Comme le relève, à bon droit, la SA Intrum Debt Finance AG, la notification de la cession peut s’effectuer par voie de conclusions pour qu’elle soit opposable aux débiteurs cédés.
— sur les offres de prêts immobiliers
Les époux X se prévalent, à titre reconventionnel de la déchéance de la banque du droit aux intérêts.
* pour non-respect de l’obligation d’information annuelle
Ils expliquent, à titre principal que faute pour la SA Intrum Debt Finance AG de justifier que l’obligation d’information annuelle prescrite par les dispositions de l’article L.312-14-2 ancien devenu l’article L.313-13-46 au 1er juillet 2016 a été respectée par le prêteur pour le prêt du 16 décembre 2008 d’un montant en principal de 175.000 ' et celui du 22 octobre 2009 d’un montant de 246.000 ', elle se trouve déchue du droit aux intérêts.
La SA Intrum Debt Finance AG réplique que le défaut d’information n’est pas sanctionné par une prétendue déchéance du droit aux intérêts; que la demande des époux X ne pourra qu’être rejetée; que les dispositions de l’article L.341-45 'nouveau’ du code de la consommation ne peut s’appliquer aux contrats conclus antérieurement à l’entrée en vigueur de l’ordonnance n°2016-351 du 25 mars 2016.

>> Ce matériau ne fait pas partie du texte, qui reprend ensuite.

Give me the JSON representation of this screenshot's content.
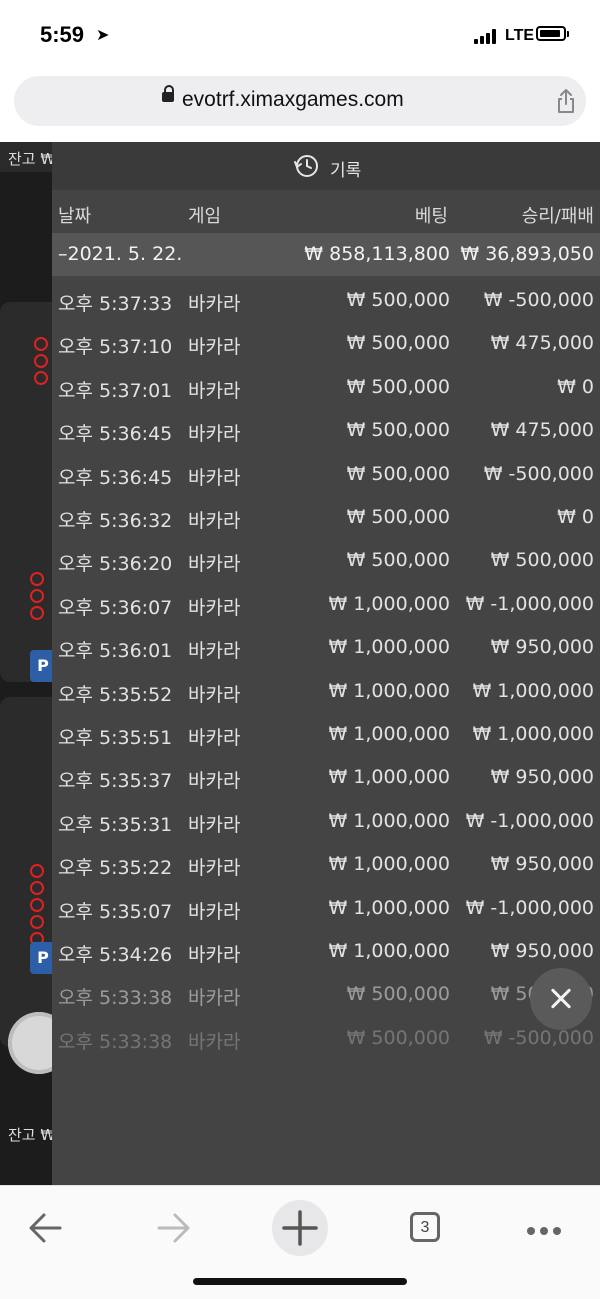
{
  "status_bar": {
    "time": "5:59",
    "network": "LTE"
  },
  "url_bar": {
    "url": "evotrf.ximaxgames.com"
  },
  "background_page": {
    "balance_label_top": "잔고 ₩",
    "balance_label_bottom": "잔고 ₩",
    "p_badge": "P"
  },
  "history": {
    "title": "기록",
    "columns": {
      "date": "날짜",
      "game": "게임",
      "bet": "베팅",
      "win_loss": "승리/패배"
    },
    "date_row": {
      "date": "–2021. 5. 22.",
      "bet": "₩ 858,113,800",
      "win_loss": "₩ 36,893,050"
    },
    "rows": [
      {
        "time": "오후 5:37:33",
        "game": "바카라",
        "bet": "₩ 500,000",
        "win_loss": "₩ -500,000"
      },
      {
        "time": "오후 5:37:10",
        "game": "바카라",
        "bet": "₩ 500,000",
        "win_loss": "₩ 475,000"
      },
      {
        "time": "오후 5:37:01",
        "game": "바카라",
        "bet": "₩ 500,000",
        "win_loss": "₩ 0"
      },
      {
        "time": "오후 5:36:45",
        "game": "바카라",
        "bet": "₩ 500,000",
        "win_loss": "₩ 475,000"
      },
      {
        "time": "오후 5:36:45",
        "game": "바카라",
        "bet": "₩ 500,000",
        "win_loss": "₩ -500,000"
      },
      {
        "time": "오후 5:36:32",
        "game": "바카라",
        "bet": "₩ 500,000",
        "win_loss": "₩ 0"
      },
      {
        "time": "오후 5:36:20",
        "game": "바카라",
        "bet": "₩ 500,000",
        "win_loss": "₩ 500,000"
      },
      {
        "time": "오후 5:36:07",
        "game": "바카라",
        "bet": "₩ 1,000,000",
        "win_loss": "₩ -1,000,000"
      },
      {
        "time": "오후 5:36:01",
        "game": "바카라",
        "bet": "₩ 1,000,000",
        "win_loss": "₩ 950,000"
      },
      {
        "time": "오후 5:35:52",
        "game": "바카라",
        "bet": "₩ 1,000,000",
        "win_loss": "₩ 1,000,000"
      },
      {
        "time": "오후 5:35:51",
        "game": "바카라",
        "bet": "₩ 1,000,000",
        "win_loss": "₩ 1,000,000"
      },
      {
        "time": "오후 5:35:37",
        "game": "바카라",
        "bet": "₩ 1,000,000",
        "win_loss": "₩ 950,000"
      },
      {
        "time": "오후 5:35:31",
        "game": "바카라",
        "bet": "₩ 1,000,000",
        "win_loss": "₩ -1,000,000"
      },
      {
        "time": "오후 5:35:22",
        "game": "바카라",
        "bet": "₩ 1,000,000",
        "win_loss": "₩ 950,000"
      },
      {
        "time": "오후 5:35:07",
        "game": "바카라",
        "bet": "₩ 1,000,000",
        "win_loss": "₩ -1,000,000"
      },
      {
        "time": "오후 5:34:26",
        "game": "바카라",
        "bet": "₩ 1,000,000",
        "win_loss": "₩ 950,000"
      },
      {
        "time": "오후 5:33:38",
        "game": "바카라",
        "bet": "₩ 500,000",
        "win_loss": "₩ 500,000"
      },
      {
        "time": "오후 5:33:38",
        "game": "바카라",
        "bet": "₩ 500,000",
        "win_loss": "₩ -500,000"
      }
    ]
  },
  "toolbar": {
    "tab_count": "3"
  },
  "icons": {
    "status": [
      "location-arrow-icon",
      "signal-icon",
      "battery-icon"
    ],
    "url": [
      "lock-icon",
      "share-icon"
    ],
    "panel": [
      "clock-history-icon",
      "close-icon"
    ],
    "toolbar": [
      "back-arrow-icon",
      "forward-arrow-icon",
      "new-tab-plus-icon",
      "tabs-icon",
      "more-dots-icon"
    ]
  }
}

Compte tenu de la date de souscription des contrats de prêts, le 16 décembre 2008 pour l’un, et le 22 octobre 2009 pour l’autre, les dispositions applicables sont celles issues de la loi n°2008 du 03 janvier 2008.
Selon l’article 312-14-2 'pour les prêts dont le taux d’intérêt est variable, le prêteur est tenu une fois par an de porter à la connaissance de l’emprunteur le montant du capital restant à rembourser'.
Cet article est entré en vigueur le 1er octobre 2008.
Toutefois, le non-respect de ces obligations n’est pas sanctionné, l’article L.341-45 nouveau issu de l’ordonnance n°2016-351 du 25 mars 2016 invoqué par les époux X n’étant pas applicable aux deux prêts souscrits antérieurement à son entrée en vigueur le 01er juillet 2016.
Aucune déchéance du droit aux intérêts n’est donc encourue de ce chef.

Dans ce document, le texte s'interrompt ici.